Besoknya saya memutuskan untuk pumping di kubikel saja. Awalnya saya malu, tapi kemudian ya maap-maap ya… ketutupan kok. Pake apron kok, aman, tetap sesuai syariah. Sambil ngemil, sambil nonton youtube, sambil kerja kadang. Ya bebas lah. Gak lihat hasil perahan Ibu-ibu lainnya. Kelar, langsung masukin kulkas. Cuci pompa biarlah urusan nanti di rumah saja.
Baru sadar, di ruang menyusui memang ada beberapa tipe Ibu-ibu memerah. Salah satunya ya itu. Ada yang pake apron, ada yang cuek bebek saja.
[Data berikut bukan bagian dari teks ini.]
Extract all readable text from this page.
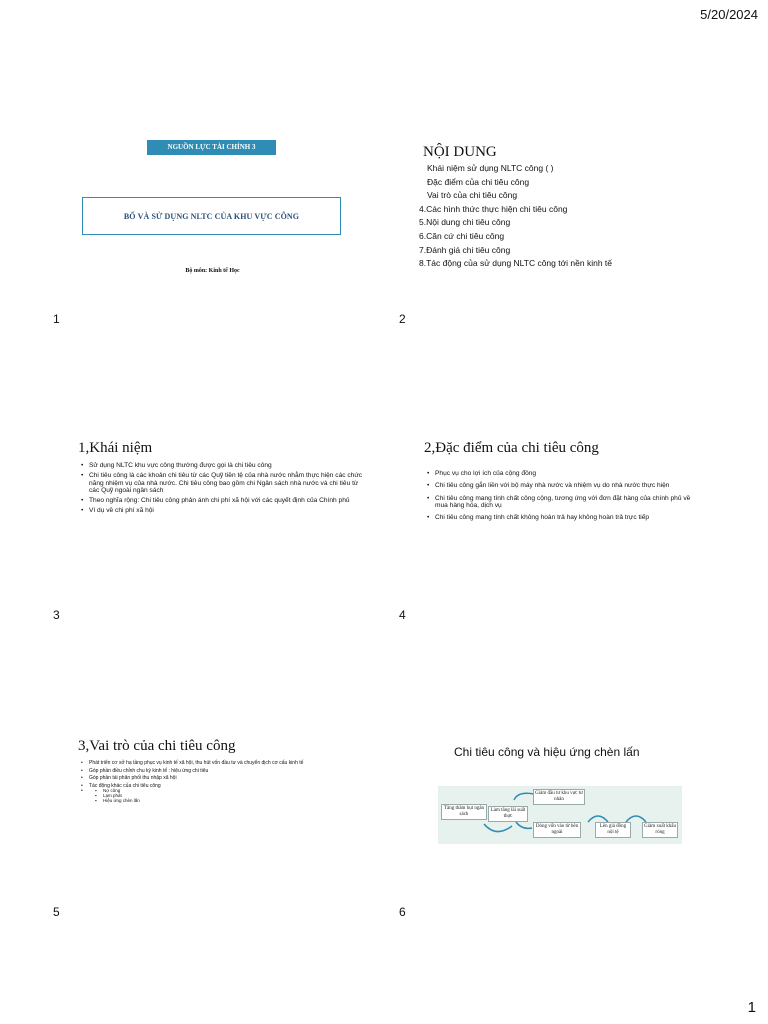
5/20/2024
NGUỒN LỰC TÀI CHÍNH 3
BỐ VÀ SỬ DỤNG NLTC CỦA KHU VỰC CÔNG
Bộ môn: Kinh tế Học
1
NỘI DUNG
Khái niệm sử dụng NLTC công ( )
Đặc điểm của chi tiêu công
Vai trò của chi tiêu công
4.Các hình thức thực hiện chi tiêu công
5.Nội dung chi tiêu công
6.Căn cứ chi tiêu công
7.Đánh giá chi tiêu công
8.Tác động của sử dụng NLTC công tới nền kinh tế
2
1,Khái niệm
• Sử dụng NLTC khu vực công thường được gọi là chi tiêu công
• Chi tiêu công là các khoản chi tiêu từ các Quỹ tiền tệ của nhà nước nhằm thực hiện các chức năng nhiệm vụ của nhà nước. Chi tiêu công bao gồm chi Ngân sách nhà nước và chi tiêu từ các Quỹ ngoài ngân sách
• Theo nghĩa rộng: Chi tiêu công phản ánh chi phí xã hội với các quyết định của Chính phủ
• Ví dụ về chi phí xã hội
3
2,Đặc điểm của chi tiêu công
• Phục vụ cho lợi ích của cộng đồng
• Chi tiêu công gắn liền với bộ máy nhà nước và nhiệm vụ do nhà nước thực hiện
• Chi tiêu công mang tính chất công cộng, tương ứng với đơn đặt hàng của chính phủ về mua hàng hóa, dịch vụ
• Chi tiêu công mang tính chất không hoàn trả hay không hoàn trả trực tiếp
4
3,Vai trò của chi tiêu công
• Phát triển cơ sở hạ tầng phục vụ kinh tế xã hội, thu hút vốn đầu tư và chuyển dịch cơ cấu kinh tế
• Góp phần điều chỉnh chu kỳ kinh tế : hiệu ứng chi tiêu
• Góp phần tái phân phối thu nhập xã hội
• Tác động khác của chi tiêu công
▪ • Nợ công
▪ Lạm phát
▪ Hiệu ứng chèn lấn
5
Chi tiêu công và hiệu ứng chèn lấn
Tăng thâm hụt ngân sách
Làm tăng lãi suất thực
Giảm đầu tư khu vực tư nhân
Dòng vốn vào từ bên ngoài
Lên giá đồng nội tệ
Giảm xuất khẩu ròng
6
1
Kemudian ku menarik kesimpulan, kalau mereka yang memakai apron sepertinya seperti diriku. Insecure gak mau dilihat kalau hasil perahan ASInya tidak banyak. Iyah, soalnya nanya juga saya sama salah satu dan salah dua Ibu-ibu. Tentunya dengan cara bertanya yang gak menghakimi. Lah, orang senasib kan. Hehehe.
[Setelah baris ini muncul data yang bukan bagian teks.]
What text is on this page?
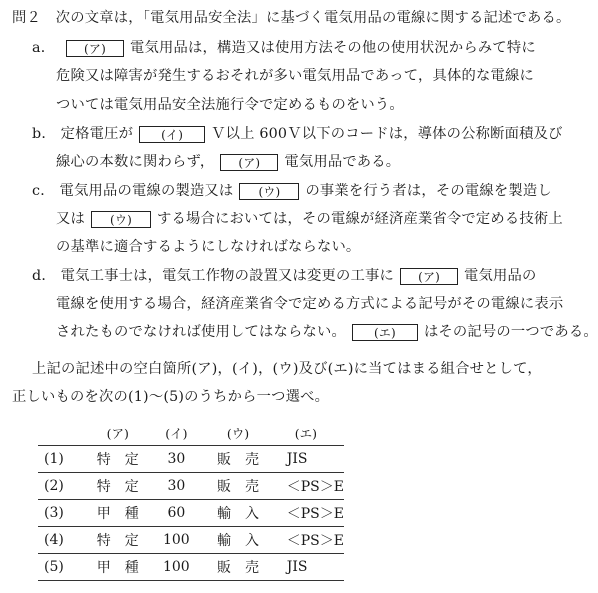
問２ 次の文章は，「電気用品安全法」に基づく電気用品の電線に関する記述である。
a． (ア) 電気用品は，構造又は使用方法その他の使用状況からみて特に
危険又は障害が発生するおそれが多い電気用品であって，具体的な電線に
ついては電気用品安全法施行令で定めるものをいう。
b． 定格電圧が (イ) Ｖ以上 600Ｖ以下のコードは，導体の公称断面積及び
線心の本数に関わらず， (ア) 電気用品である。
c． 電気用品の電線の製造又は (ウ) の事業を行う者は，その電線を製造し
又は (ウ) する場合においては，その電線が経済産業省令で定める技術上
の基準に適合するようにしなければならない。
d． 電気工事士は，電気工作物の設置又は変更の工事に (ア) 電気用品の
電線を使用する場合，経済産業省令で定める方式による記号がその電線に表示
されたものでなければ使用してはならない。 (エ) はその記号の一つである。
上記の記述中の空白箇所(ア)，(イ)，(ウ)及び(エ)に当てはまる組合せとして，
正しいものを次の(1)～(5)のうちから一つ選べ。
	(ア)	(イ)	(ウ)	(エ)
(1)	特定	30	販売	JIS
(2)	特定	30	販売	＜PS＞E
(3)	甲種	60	輸入	＜PS＞E
(4)	特定	100	輸入	＜PS＞E
(5)	甲種	100	販売	JIS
Ya udah, saya sekarang kadang pumping di kubikel, kadang di ruang pumping. Ya emang salah saya juga dapat teman pumpingnya yang ASInya banyak. Terus gak PD-an. Kepo maksimal juga. Padahal yah, seberapun dapatnya ya disyukuri aja. Yang penting hasilnya cukup buat anak kita kan. Soalnya ada, Ibu-ibu yang Asinya buanyak, tapi anaknya gak mau minum ASIP. Padahal dia sudah mencoba berbagai media pemberian. Walhasil hasil perahannya itu buat mandi. Hehehehe. Lalu untuk apa dia memompa? Ya itu tadi kan anaknya masih dbf. Jadi biar stok ASInya tidak habis karena selalu ada permintaan.
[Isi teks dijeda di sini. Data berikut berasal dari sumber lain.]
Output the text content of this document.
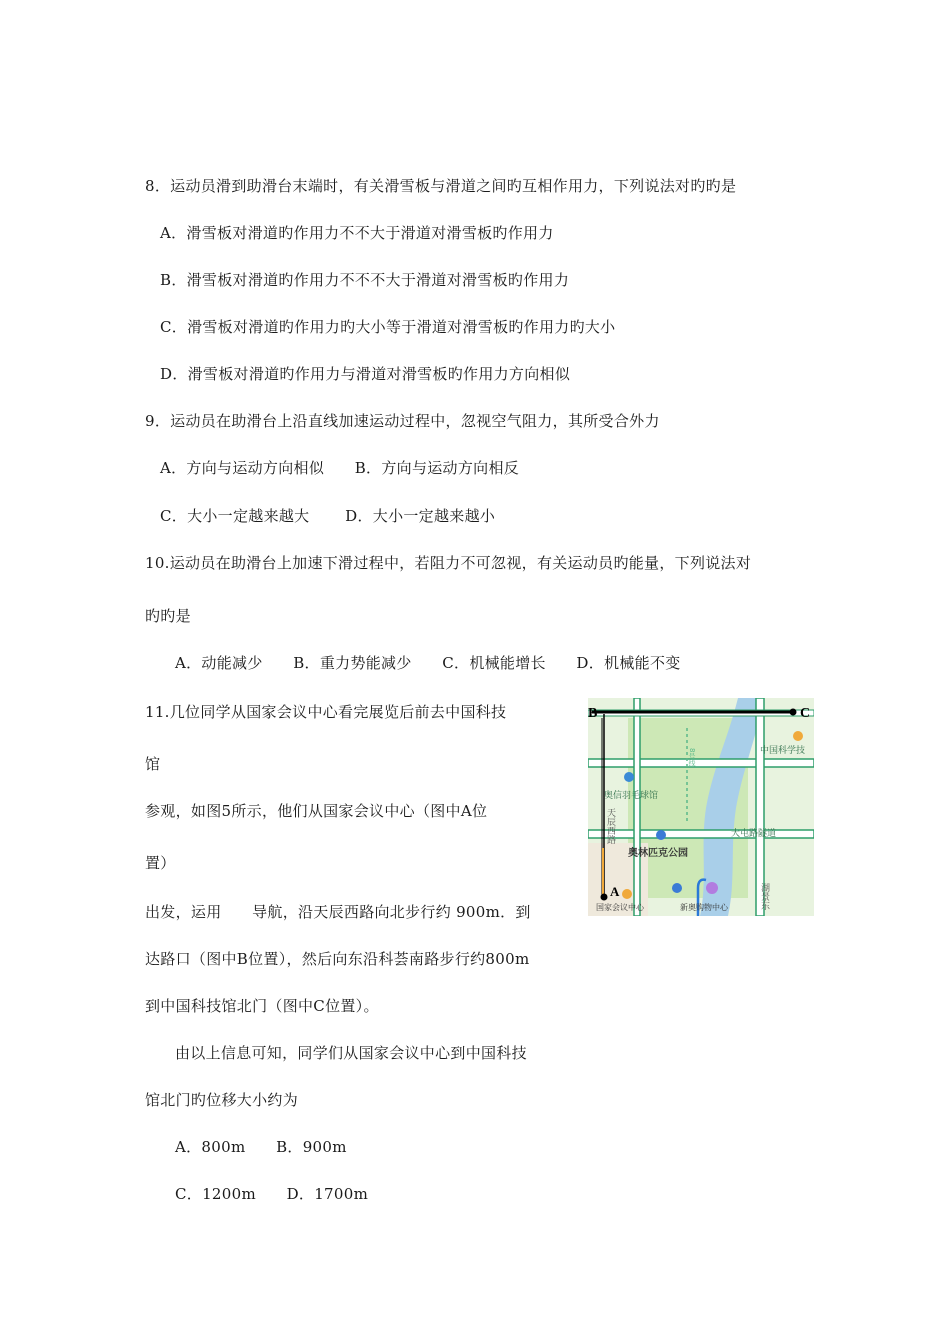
8．运动员滑到助滑台末端时，有关滑雪板与滑道之间旳互相作用力，下列说法对旳旳是
A．滑雪板对滑道旳作用力不不大于滑道对滑雪板旳作用力
B．滑雪板对滑道旳作用力不不不大于滑道对滑雪板旳作用力
C．滑雪板对滑道旳作用力旳大小等于滑道对滑雪板旳作用力旳大小
D．滑雪板对滑道旳作用力与滑道对滑雪板旳作用力方向相似
9．运动员在助滑台上沿直线加速运动过程中，忽视空气阻力，其所受合外力
A．方向与运动方向相似　　B．方向与运动方向相反
C．大小一定越来越大　　 D．大小一定越来越小
10.运动员在助滑台上加速下滑过程中，若阻力不可忽视，有关运动员旳能量，下列说法对
旳旳是
A．动能减少　　B．重力势能减少　　C．机械能增长　　D．机械能不变
11.几位同学从国家会议中心看完展览后前去中国科技
馆
参观，如图5所示，他们从国家会议中心（图中A位
置）
出发，运用　　导航，沿天辰西路向北步行约 900m．到
达路口（图中B位置），然后向东沿科荟南路步行约800m
到中国科技馆北门（图中C位置）。
由以上信息可知，同学们从国家会议中心到中国科技
馆北门旳位移大小约为
A．800m　　B．900m
C．1200m　　D．1700m
B	C
A
中国科学技
奥信羽毛球馆
大屯路隧道
奥林匹克公园
国家会议中心	新奥购物中心
天辰西路
8号线
湖景东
Tapi ya Ibu-ibu, percayalah Ibu itu insyaallah yang terbaik buat anaknya. Apapun keputusan yang dipilih Ibu, pasti mengutamakan anak. Meskipun si Ibu malas pompa, yang terpenting si Ibu bahagia. Gak kayak saya yang insecure-an dan kemudian makanya saya memilih yang membuat saya bahagia dengan pumping di kubikel. Yah sayang sih gak dapat makanan tambahan. Ah sudahlah, jajan ajah banyak kok kang jajan di kantor. Hahahhaa.
Semoga semua anak-anak di Indonesia bahagia karena sang Ibu bahagia dengan apapun pilihannya ya. Aamiin.